Review of The Sailor Who Fell from Grace with the Sea (1976) by Roger T — 27 Dec 2013
To westernize The Sailor Who Fell from Grace with the Sea, a novel by the late Japanese novelist Yukio Mishima, producer Martin Poll and adapter-director Lewis John Carlino changed the Yokohama setting to a seacoast village in Devon. They then teamed England's provocative Sarah Miles with Kris Kristofferson as ill-starred widow and able-bodied American seaman whose headlong sexual collision is no secret to a gang of dangerously precocious British schoolboys. Anglicizing does little to inhibit Mishima's heady blend of romance, eroticism and horror in a movie that takes liberties (occasionally startling ones, even in the present permissive era) to flesh out the unique, decadent spirit of an author, too little known in the west, who was once hailed by The New York Times as "a master of gorgeous and perverse surprises.".

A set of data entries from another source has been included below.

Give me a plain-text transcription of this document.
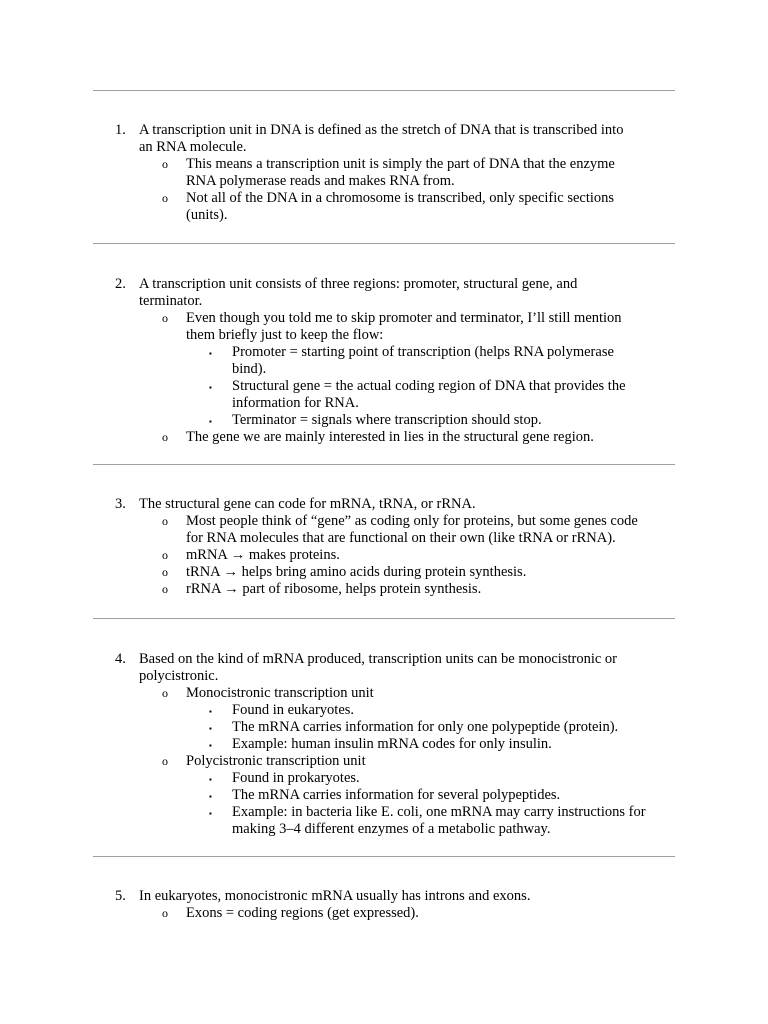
1. A transcription unit in DNA is defined as the stretch of DNA that is transcribed into
an RNA molecule.
o This means a transcription unit is simply the part of DNA that the enzyme
RNA polymerase reads and makes RNA from.
o Not all of the DNA in a chromosome is transcribed, only specific sections
(units).
2. A transcription unit consists of three regions: promoter, structural gene, and
terminator.
o Even though you told me to skip promoter and terminator, I’ll still mention
them briefly just to keep the flow:
▪ Promoter = starting point of transcription (helps RNA polymerase
bind).
▪ Structural gene = the actual coding region of DNA that provides the
information for RNA.
▪ Terminator = signals where transcription should stop.
o The gene we are mainly interested in lies in the structural gene region.
3. The structural gene can code for mRNA, tRNA, or rRNA.
o Most people think of “gene” as coding only for proteins, but some genes code
for RNA molecules that are functional on their own (like tRNA or rRNA).
o mRNA → makes proteins.
o tRNA → helps bring amino acids during protein synthesis.
o rRNA → part of ribosome, helps protein synthesis.
4. Based on the kind of mRNA produced, transcription units can be monocistronic or
polycistronic.
o Monocistronic transcription unit
▪ Found in eukaryotes.
▪ The mRNA carries information for only one polypeptide (protein).
▪ Example: human insulin mRNA codes for only insulin.
o Polycistronic transcription unit
▪ Found in prokaryotes.
▪ The mRNA carries information for several polypeptides.
▪ Example: in bacteria like E. coli, one mRNA may carry instructions for
making 3–4 different enzymes of a metabolic pathway.
5. In eukaryotes, monocistronic mRNA usually has introns and exons.
o Exons = coding regions (get expressed).
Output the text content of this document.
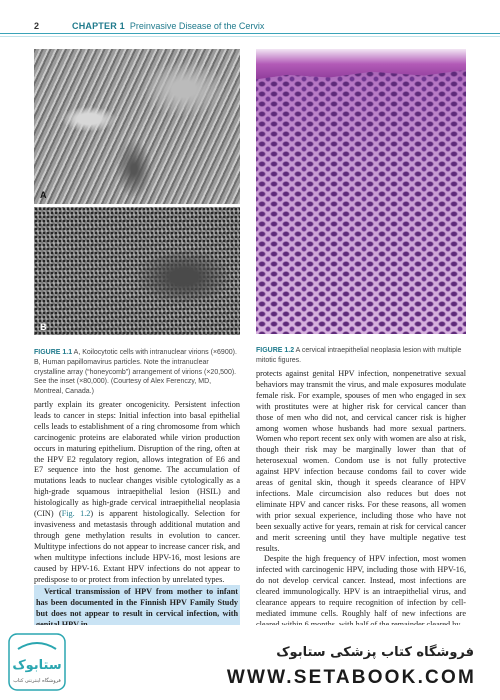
2	CHAPTER 1 Preinvasive Disease of the Cervix
A
B

FIGURE 1.1 A, Koilocytotic cells with intranuclear virions (×6900). B, Human papillomavirus particles. Note the intranuclear crystalline array (“honeycomb”) arrangement of virions (×20,500). See the inset (×80,000). (Courtesy of Alex Ferenczy, MD, Montreal, Canada.)

FIGURE 1.2 A cervical intraepithelial neoplasia lesion with multiple mitotic figures.

partly explain its greater oncogenicity. Persistent infection leads to cancer in steps: Initial infection into basal epithelial cells leads to establishment of a ring chromosome from which carcinogenic proteins are elaborated while virion production occurs in maturing epithelium. Disruption of the ring, often at the HPV E2 regulatory region, allows integration of E6 and E7 sequence into the host genome. The accumulation of mutations leads to nuclear changes visible cytologically as a high-grade squamous intraepithelial lesion (HSIL) and histologically as high-grade cervical intraepithelial neoplasia (CIN) (Fig. 1.2) is apparent histologically. Selection for invasiveness and metastasis through additional mutation and through gene methylation results in evolution to cancer. Multitype infections do not appear to increase cancer risk, and when multitype infections include HPV-16, most lesions are caused by HPV-16. Extant HPV infections do not appear to predispose to or protect from infection by unrelated types.

Vertical transmission of HPV from mother to infant has been documented in the Finnish HPV Family Study but does not appear to result in cervical infection, with

protects against genital HPV infection, nonpenetrative sexual behaviors may transmit the virus, and male exposures modulate female risk. For example, spouses of men who engaged in sex with prostitutes were at higher risk for cervical cancer than those of men who did not, and cervical cancer risk is higher among women whose husbands had more sexual partners. Women who report recent sex only with women are also at risk, though their risk may be marginally lower than that of heterosexual women. Condom use is not fully protective against HPV infection because condoms fail to cover wide areas of genital skin, though it speeds clearance of HPV infections. Male circumcision also reduces but does not eliminate HPV and cancer risks. For these reasons, all women with prior sexual experience, including those who have not been sexually active for years, remain at risk for cervical cancer and merit screening until they have multiple negative test results.

Despite the high frequency of HPV infection, most women infected with carcinogenic HPV, including those with HPV-16, do not develop cervical cancer. Instead, most infections are cleared immunologically. HPV is an intraepithelial virus, and clearance appears to require recognition of infection by cell-mediated immune cells. Roughly half of new infections are

ستابوک
فروشگاه اینترنتی کتاب
فروشگاه کتاب پزشکی ستابوک
WWW.SETABOOK.COM
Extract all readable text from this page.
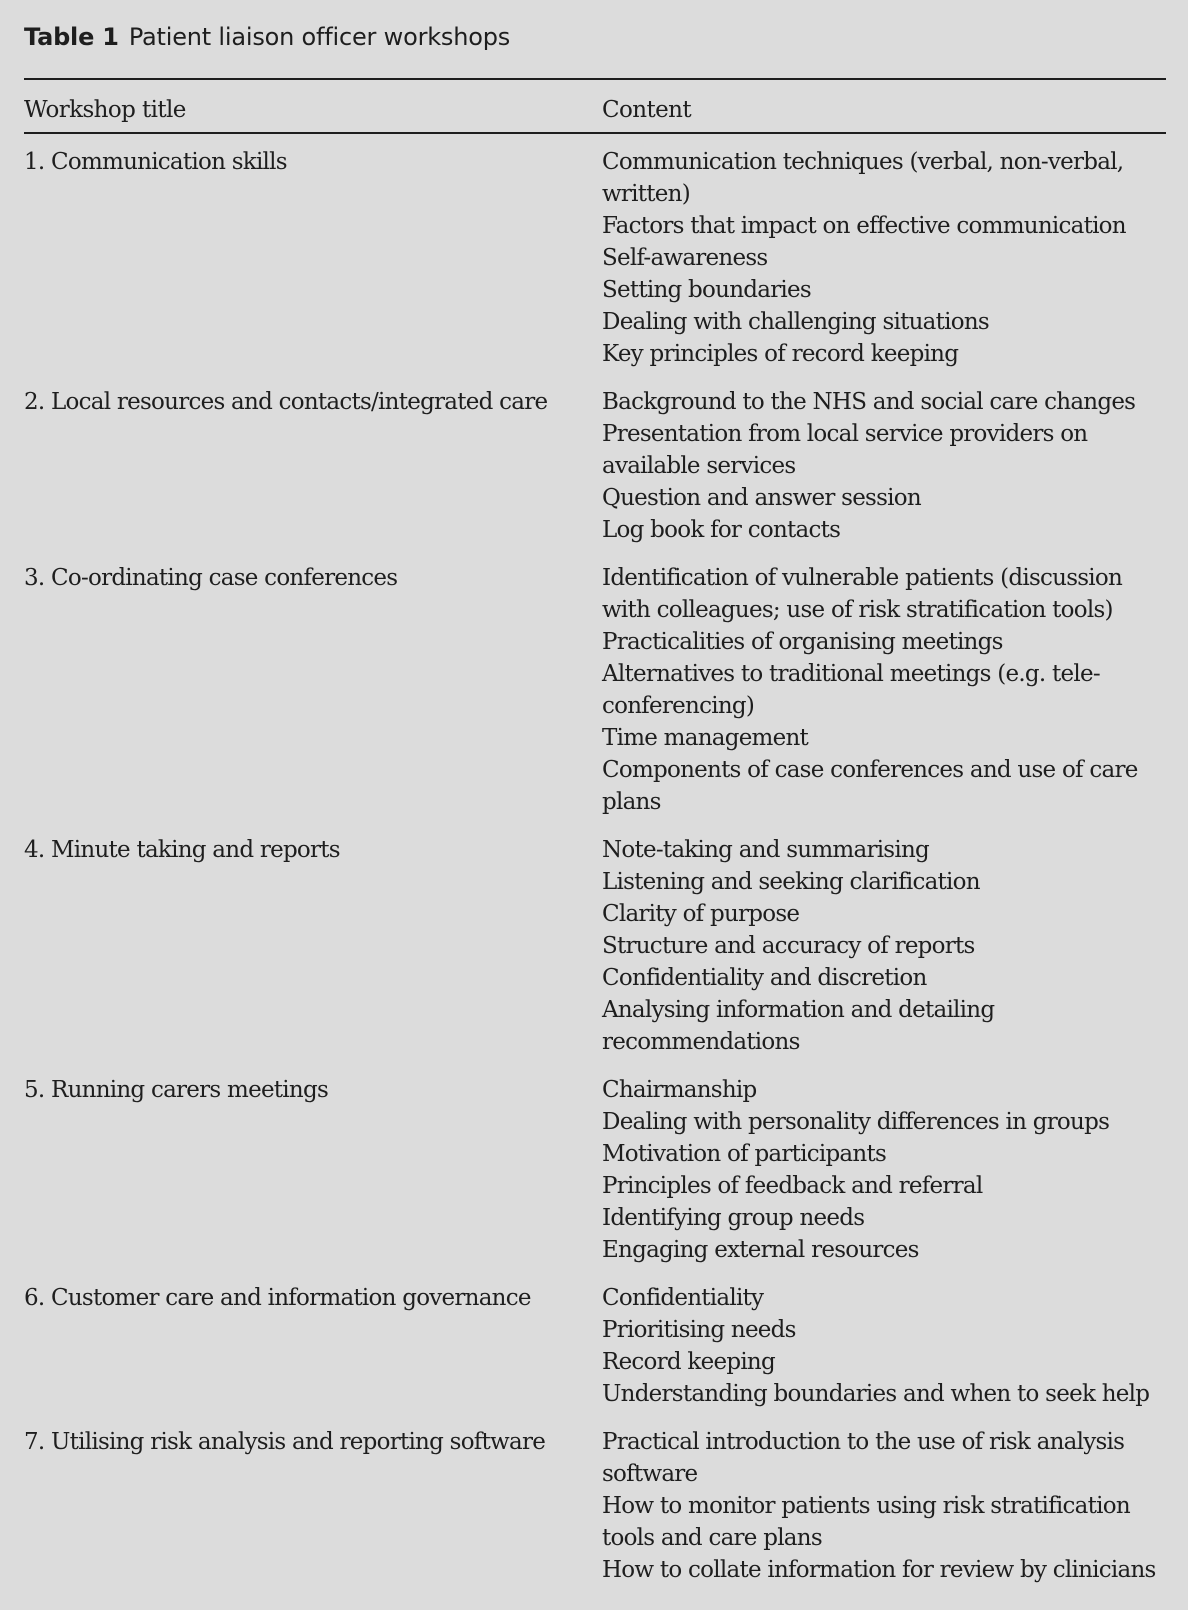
Table 1 Patient liaison officer workshops
Workshop title	Content
1. Communication skills	Communication techniques (verbal, non-verbal, written)
Factors that impact on effective communication
Self-awareness
Setting boundaries
Dealing with challenging situations
Key principles of record keeping
2. Local resources and contacts/integrated care	Background to the NHS and social care changes
Presentation from local service providers on available services
Question and answer session
Log book for contacts
3. Co-ordinating case conferences	Identification of vulnerable patients (discussion with colleagues; use of risk stratification tools)
Practicalities of organising meetings
Alternatives to traditional meetings (e.g. tele-conferencing)
Time management
Components of case conferences and use of care plans
4. Minute taking and reports	Note-taking and summarising
Listening and seeking clarification
Clarity of purpose
Structure and accuracy of reports
Confidentiality and discretion
Analysing information and detailing recommendations
5. Running carers meetings	Chairmanship
Dealing with personality differences in groups
Motivation of participants
Principles of feedback and referral
Identifying group needs
Engaging external resources
6. Customer care and information governance	Confidentiality
Prioritising needs
Record keeping
Understanding boundaries and when to seek help
7. Utilising risk analysis and reporting software	Practical introduction to the use of risk analysis software
How to monitor patients using risk stratification tools and care plans
How to collate information for review by clinicians
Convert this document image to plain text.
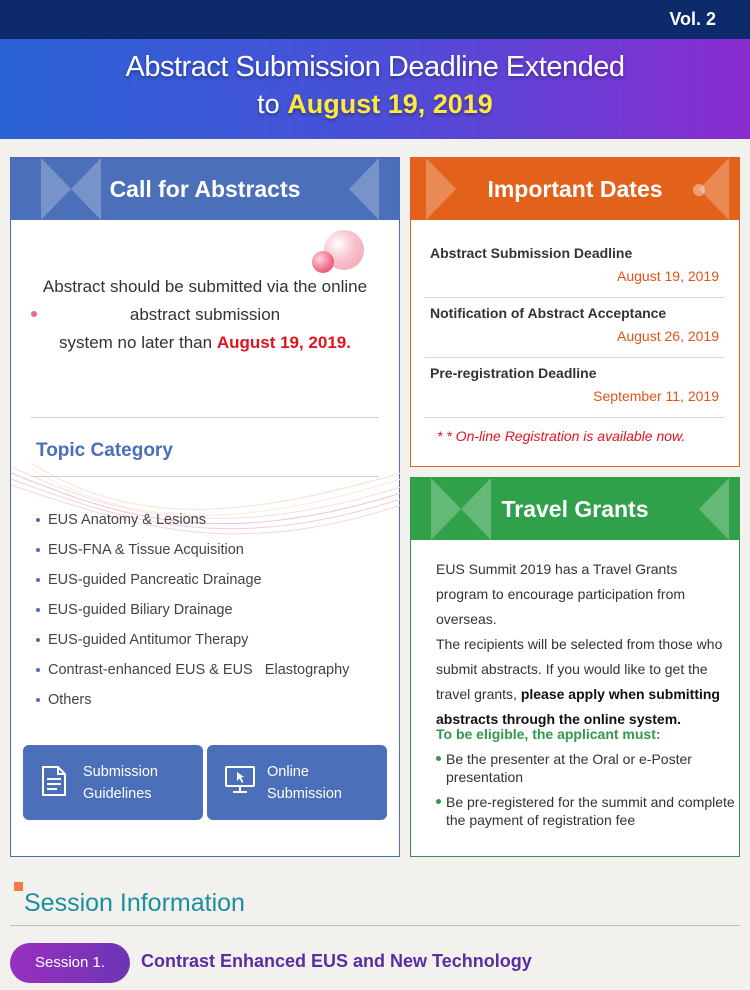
Vol. 2
Abstract Submission Deadline Extended
to August 19, 2019
Call for Abstracts
Abstract should be submitted via the online
abstract submission
system no later than August 19, 2019.
Topic Category
EUS Anatomy & Lesions
EUS-FNA & Tissue Acquisition
EUS-guided Pancreatic Drainage
EUS-guided Biliary Drainage
EUS-guided Antitumor Therapy
Contrast-enhanced EUS & EUS   Elastography
Others
Submission
Guidelines
Online
Submission
Important Dates
Abstract Submission Deadline
August 19, 2019
Notification of Abstract Acceptance
August 26, 2019
Pre-registration Deadline
September 11, 2019
* * On-line Registration is available now.
Travel Grants
EUS Summit 2019 has a Travel Grants program to encourage participation from overseas.
The recipients will be selected from those who submit abstracts. If you would like to get the travel grants, please apply when submitting abstracts through the online system.
To be eligible, the applicant must:
Be the presenter at the Oral or e-Poster presentation
Be pre-registered for the summit and complete the payment of registration fee
Session Information
Session 1.	Contrast Enhanced EUS and New Technology
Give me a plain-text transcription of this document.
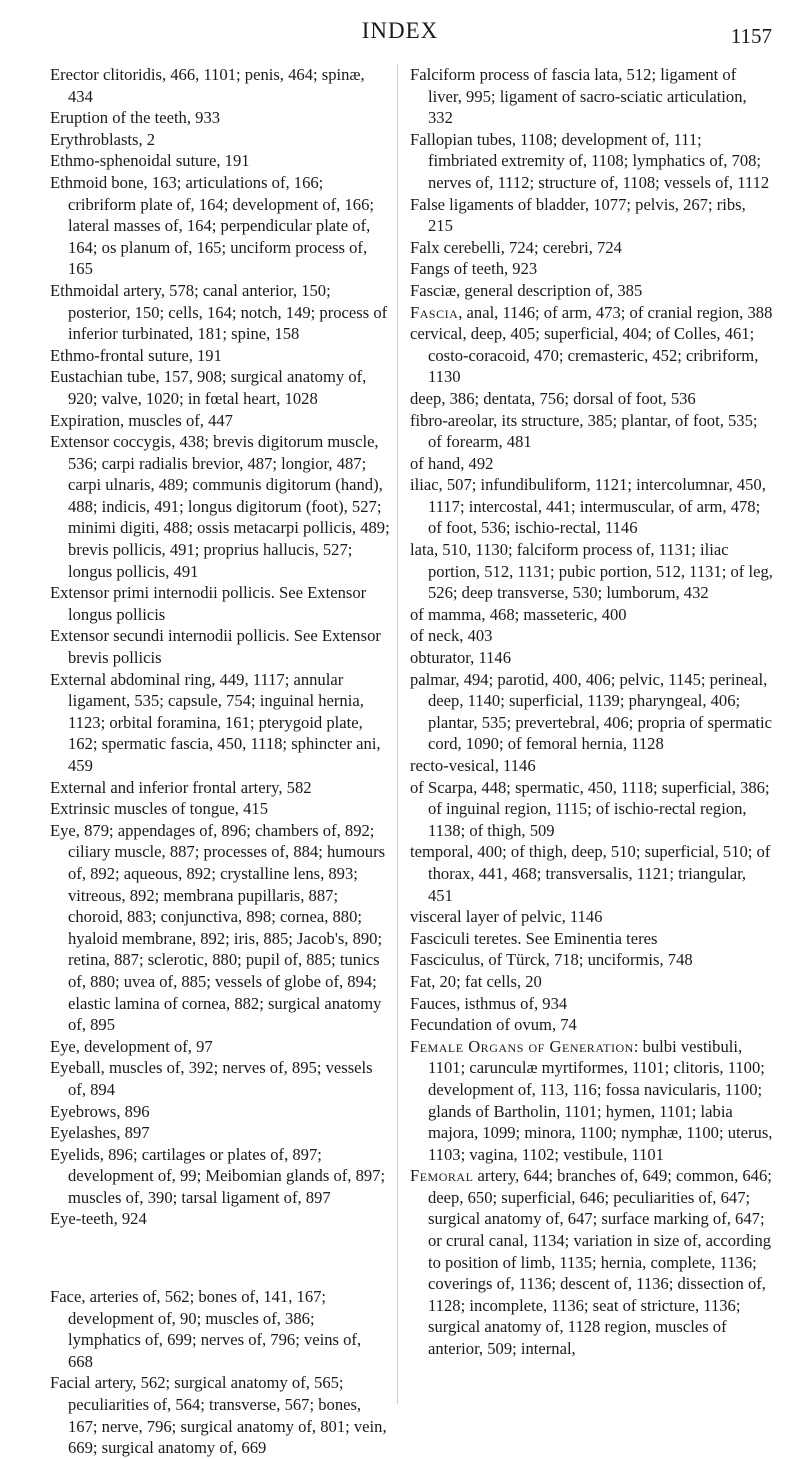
INDEX	1157

Erector clitoridis, 466, 1101; penis, 464; spinæ, 434

Eruption of the teeth, 933

Erythroblasts, 2

Ethmo-sphenoidal suture, 191

Ethmoid bone, 163; articulations of, 166; cribriform plate of, 164; development of, 166; lateral masses of, 164; perpendicular plate of, 164; os planum of, 165; unciform process of, 165

Ethmoidal artery, 578; canal anterior, 150; posterior, 150; cells, 164; notch, 149; process of inferior turbinated, 181; spine, 158

Ethmo-frontal suture, 191

Eustachian tube, 157, 908; surgical anatomy of, 920; valve, 1020; in fœtal heart, 1028

Expiration, muscles of, 447

Extensor coccygis, 438; brevis digitorum muscle, 536; carpi radialis brevior, 487; longior, 487; carpi ulnaris, 489; communis digitorum (hand), 488; indicis, 491; longus digitorum (foot), 527; minimi digiti, 488; ossis metacarpi pollicis, 489; brevis pollicis, 491; proprius hallucis, 527; longus pollicis, 491

Extensor primi internodii pollicis. See Extensor longus pollicis

Extensor secundi internodii pollicis. See Extensor brevis pollicis

External abdominal ring, 449, 1117; annular ligament, 535; capsule, 754; inguinal hernia, 1123; orbital foramina, 161; pterygoid plate, 162; spermatic fascia, 450, 1118; sphincter ani, 459

External and inferior frontal artery, 582

Extrinsic muscles of tongue, 415

Eye, 879; appendages of, 896; chambers of, 892; ciliary muscle, 887; processes of, 884; humours of, 892; aqueous, 892; crystalline lens, 893; vitreous, 892; membrana pupillaris, 887; choroid, 883; conjunctiva, 898; cornea, 880; hyaloid membrane, 892; iris, 885; Jacob's, 890; retina, 887; sclerotic, 880; pupil of, 885; tunics of, 880; uvea of, 885; vessels of globe of, 894; elastic lamina of cornea, 882; surgical anatomy of, 895

Eye, development of, 97

Eyeball, muscles of, 392; nerves of, 895; vessels of, 894

Eyebrows, 896

Eyelashes, 897

Eyelids, 896; cartilages or plates of, 897; development of, 99; Meibomian glands of, 897; muscles of, 390; tarsal ligament of, 897

Eye-teeth, 924

Face, arteries of, 562; bones of, 141, 167; development of, 90; muscles of, 386; lymphatics of, 699; nerves of, 796; veins of, 668

Facial artery, 562; surgical anatomy of, 565; peculiarities of, 564; transverse, 567; bones, 167; nerve, 796; surgical anatomy of, 801; vein, 669; surgical anatomy of, 669

Falciform process of fascia lata, 512; ligament of liver, 995; ligament of sacro-sciatic articulation, 332

Fallopian tubes, 1108; development of, 111; fimbriated extremity of, 1108; lymphatics of, 708; nerves of, 1112; structure of, 1108; vessels of, 1112

False ligaments of bladder, 1077; pelvis, 267; ribs, 215

Falx cerebelli, 724; cerebri, 724

Fangs of teeth, 923

Fasciæ, general description of, 385

Fascia, anal, 1146; of arm, 473; of cranial region, 388

cervical, deep, 405; superficial, 404; of Colles, 461; costo-coracoid, 470; cremasteric, 452; cribriform, 1130

deep, 386; dentata, 756; dorsal of foot, 536

fibro-areolar, its structure, 385; plantar, of foot, 535; of forearm, 481

of hand, 492

iliac, 507; infundibuliform, 1121; intercolumnar, 450, 1117; intercostal, 441; intermuscular, of arm, 478; of foot, 536; ischio-rectal, 1146

lata, 510, 1130; falciform process of, 1131; iliac portion, 512, 1131; pubic portion, 512, 1131; of leg, 526; deep transverse, 530; lumborum, 432

of mamma, 468; masseteric, 400

of neck, 403

obturator, 1146

palmar, 494; parotid, 400, 406; pelvic, 1145; perineal, deep, 1140; superficial, 1139; pharyngeal, 406; plantar, 535; prevertebral, 406; propria of spermatic cord, 1090; of femoral hernia, 1128

recto-vesical, 1146

of Scarpa, 448; spermatic, 450, 1118; superficial, 386; of inguinal region, 1115; of ischio-rectal region, 1138; of thigh, 509

temporal, 400; of thigh, deep, 510; superficial, 510; of thorax, 441, 468; transversalis, 1121; triangular, 451

visceral layer of pelvic, 1146

Fasciculi teretes. See Eminentia teres

Fasciculus, of Türck, 718; unciformis, 748

Fat, 20; fat cells, 20

Fauces, isthmus of, 934

Fecundation of ovum, 74

Female Organs of Generation: bulbi vestibuli, 1101; carunculæ myrtiformes, 1101; clitoris, 1100; development of, 113, 116; fossa navicularis, 1100; glands of Bartholin, 1101; hymen, 1101; labia majora, 1099; minora, 1100; nymphæ, 1100; uterus, 1103; vagina, 1102; vestibule, 1101

Femoral artery, 644; branches of, 649; common, 646; deep, 650; superficial, 646; peculiarities of, 647; surgical anatomy of, 647; surface marking of, 647; or crural canal, 1134; variation in size of, according to position of limb, 1135; hernia, complete, 1136; coverings of, 1136; descent of, 1136; dissection of, 1128; incomplete, 1136; seat of stricture, 1136; surgical anatomy of, 1128 region, muscles of anterior, 509; internal,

In story terms, The Sailor Who Fell from Grace with the Sea combines elements of Last Tango in Paris with the intellectual rigor of Lord of the Flies. Kristofferson's sailor destroys "the perfect order" of existence by forsaking his anchorless life at sea for a sensuous lady - a crime that the woman's son and a band of wayward chums judge punishable by death. The climax of this strangely tangled tale reflects the credo, as well as the kinkiness, of Mishima (a Japanese nationalist who committed hara-kiri in 1970, at the age of 45, to dramatize his political views). Though a self-absorbed, bi-sexual, family man, fanatical bodybuilder (he liked posing nude) and actor in gangster movies, Mishima was also a prolific literary genius who dreaded old age and called hara-kiri "the ultimate masturbation." The first English-language film based on his work catches his undertones of cool violence, played against some of the hottest love scenes in nonporn cinema history, and may prove an exhilerating trip for viewers only now discovering the world of Mishima.
During ten weeks of shooting through unreliable English weather in Dartmouth, the community's lady mayor at the time declared herself gratified to find people at work on a "nice family picture." The mayoress, if she ever saw the movie, would've been surprised to learn that Miles, Kristofferson, Carlino and a company of ruddy-cheeked pubescent lads have used a slew of local landmarks as background for a drama richly garnished with sex, sadism, voyeurism, exhibitionism and ritual murder. Thomas Hardy country may never quite be the same after viewing The Sailor Who Fell from Grace with the Sea. It's lusty co-stars, who all but shiver the timbers in several sequences that add graphic body English to Oriental erotic art. There's been no comparable breakthrough by big-name actors since Julie Christie and Donald Sutherland, making it, made a sizzling bedtime story in Nicolas Roeg's Don't Look Now.
This review of The Sailor Who Fell from Grace with the Sea (1976) was written by Roger T on 27 Dec 2013.
The Sailor Who Fell from Grace with the Sea has generally received mixed reviews.